2. **Transcript**: JSON messages containing text, content, or roles (e.g., `type: "transcript"`). Treat transcript payloads defensively as shapes may vary.

***

## Code Examples

### Browser (TypeScript/WebAudio)

This captures microphone audio and converts it to the required format.

```typescript theme={null}
async function connectVoiceService(agentId: string) {
  const res = await fetch("https://voice-sip.voice.lyzr.app/session/start", {
    method: "POST",
    headers: { "Content-Type": "application/json" },
    body: JSON.stringify({ agentId }),
  });
  const { wsUrl, sessionId } = await res.json();

  const ws = new WebSocket(wsUrl);
  ws.onmessage = (e) => console.log("Inbound:", JSON.parse(e.data));

  await new Promise((res) => (ws.onopen = res));

  const stream = await navigator.mediaDevices.getUserMedia({ audio: true });
  const ctx = new AudioContext({ sampleRate: 24000 });
  const src = ctx.createMediaStreamSource(stream);
  const proc = ctx.createScriptProcessor(4096, 1, 1);

  proc.onaudioprocess = (ev) => {
    if (ws.readyState !== WebSocket.OPEN) return;
    const f32 = ev.inputBuffer.getChannelData(0);
    const i16 = new Int16Array(f32.length);
    for (let i = 0; i < f32.length; i++) {
      const s = Math.max(-1, Math.min(1, f32[i]));
      i16[i] = s < 0 ? s * 0x8000 : s * 0x7fff;
    }
    const audio = btoa(String.fromCharCode(...new Uint8Array(i16.buffer)));
    ws.send(JSON.stringify({ type: "audio", audio, sampleRate: 24000 }));
  };

  src.connect(proc);
  proc.connect(ctx.destination);

  return { sessionId, ws, disconnect: () => {
    ws.close();
    stream.getTracks().forEach(t => t.stop());
    ctx.close();
  }};
}

```

### Node.js (Backend Worker)

Use this if you are streaming pre-recorded audio or working from a server environment.

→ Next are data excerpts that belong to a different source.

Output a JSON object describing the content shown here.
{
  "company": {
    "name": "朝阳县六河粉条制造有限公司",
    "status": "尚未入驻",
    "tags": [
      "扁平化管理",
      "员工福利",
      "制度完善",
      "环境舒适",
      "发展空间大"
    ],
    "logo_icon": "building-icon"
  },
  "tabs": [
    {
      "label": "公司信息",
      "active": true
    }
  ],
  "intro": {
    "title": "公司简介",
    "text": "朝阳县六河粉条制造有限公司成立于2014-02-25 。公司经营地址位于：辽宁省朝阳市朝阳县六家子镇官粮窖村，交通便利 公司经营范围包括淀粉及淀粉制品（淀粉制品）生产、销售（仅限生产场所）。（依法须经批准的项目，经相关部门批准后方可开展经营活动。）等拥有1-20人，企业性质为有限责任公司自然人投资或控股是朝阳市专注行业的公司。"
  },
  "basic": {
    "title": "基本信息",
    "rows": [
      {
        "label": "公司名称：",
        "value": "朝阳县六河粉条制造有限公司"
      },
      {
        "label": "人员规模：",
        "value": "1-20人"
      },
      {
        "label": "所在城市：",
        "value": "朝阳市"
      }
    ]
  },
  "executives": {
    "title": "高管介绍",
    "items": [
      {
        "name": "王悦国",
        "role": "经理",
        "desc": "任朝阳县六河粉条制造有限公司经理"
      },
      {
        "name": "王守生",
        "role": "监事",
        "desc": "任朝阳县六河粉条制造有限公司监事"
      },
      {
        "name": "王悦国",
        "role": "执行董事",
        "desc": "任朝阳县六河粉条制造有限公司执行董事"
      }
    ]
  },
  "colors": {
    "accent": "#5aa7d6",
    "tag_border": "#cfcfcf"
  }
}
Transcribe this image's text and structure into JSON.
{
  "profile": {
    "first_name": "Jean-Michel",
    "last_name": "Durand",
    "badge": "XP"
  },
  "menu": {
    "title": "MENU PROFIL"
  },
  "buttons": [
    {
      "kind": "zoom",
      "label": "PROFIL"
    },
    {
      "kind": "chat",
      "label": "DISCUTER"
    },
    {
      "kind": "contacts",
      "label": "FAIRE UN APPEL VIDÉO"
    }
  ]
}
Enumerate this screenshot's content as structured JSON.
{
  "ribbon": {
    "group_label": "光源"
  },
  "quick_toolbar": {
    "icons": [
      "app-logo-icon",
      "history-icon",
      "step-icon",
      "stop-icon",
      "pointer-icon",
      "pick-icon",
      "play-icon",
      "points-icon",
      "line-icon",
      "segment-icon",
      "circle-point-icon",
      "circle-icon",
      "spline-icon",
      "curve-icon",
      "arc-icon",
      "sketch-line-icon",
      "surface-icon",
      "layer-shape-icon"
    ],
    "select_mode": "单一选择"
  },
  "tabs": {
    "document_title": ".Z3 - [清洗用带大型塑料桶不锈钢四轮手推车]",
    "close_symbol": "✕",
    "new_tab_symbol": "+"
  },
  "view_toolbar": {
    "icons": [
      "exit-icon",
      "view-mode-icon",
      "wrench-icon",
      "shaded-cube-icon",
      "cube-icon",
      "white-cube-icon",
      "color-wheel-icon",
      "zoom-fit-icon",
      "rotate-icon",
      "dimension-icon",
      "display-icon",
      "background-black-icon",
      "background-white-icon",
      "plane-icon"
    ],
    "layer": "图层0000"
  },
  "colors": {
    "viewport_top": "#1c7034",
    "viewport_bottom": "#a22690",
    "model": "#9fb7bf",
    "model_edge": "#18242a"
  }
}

```javascript theme={null}
import WebSocket from "ws";

async function connect(agentId: string) {
  const res = await fetch("https://voice-sip.voice.lyzr.app/session/start", {
    method: "POST",
    headers: { "Content-Type": "application/json" },
    body: JSON.stringify({ agentId }),
  });
  const { wsUrl } = await res.json();
  const ws = new WebSocket(wsUrl);

  ws.on("open", () => {
    // Example: 100ms of silence (2400 samples * 2 bytes = 4800 bytes)
    const silence = Buffer.alloc(4800);
    ws.send(JSON.stringify({ 
        type: "audio", 
        audio: silence.toString("base64"), 
        sampleRate: 24000 
    }));
  });
}

```

***

## Playback Notes

To play agent audio in the browser:

1. **Decode**: Base64-decode the `audio` string into a `Uint8Array`.
2. **Convert**: Map `Int16` bytes to `Float32` (divide by 32768).
3. **Play**: Feed the resulting `Float32Array` into an `AudioBuffer` set at **24,000 Hz**.

***

## Troubleshooting

* **Distorted Audio**: Ensure you are clamping samples to `[-1, 1]` before PCM16 conversion.
* **Immediate Disconnect**: Verify the `wsUrl` is used exactly as provided and your agent ID is valid.
* **No Transcripts**: Check all inbound message fields; transcript keys can vary by agent configuration.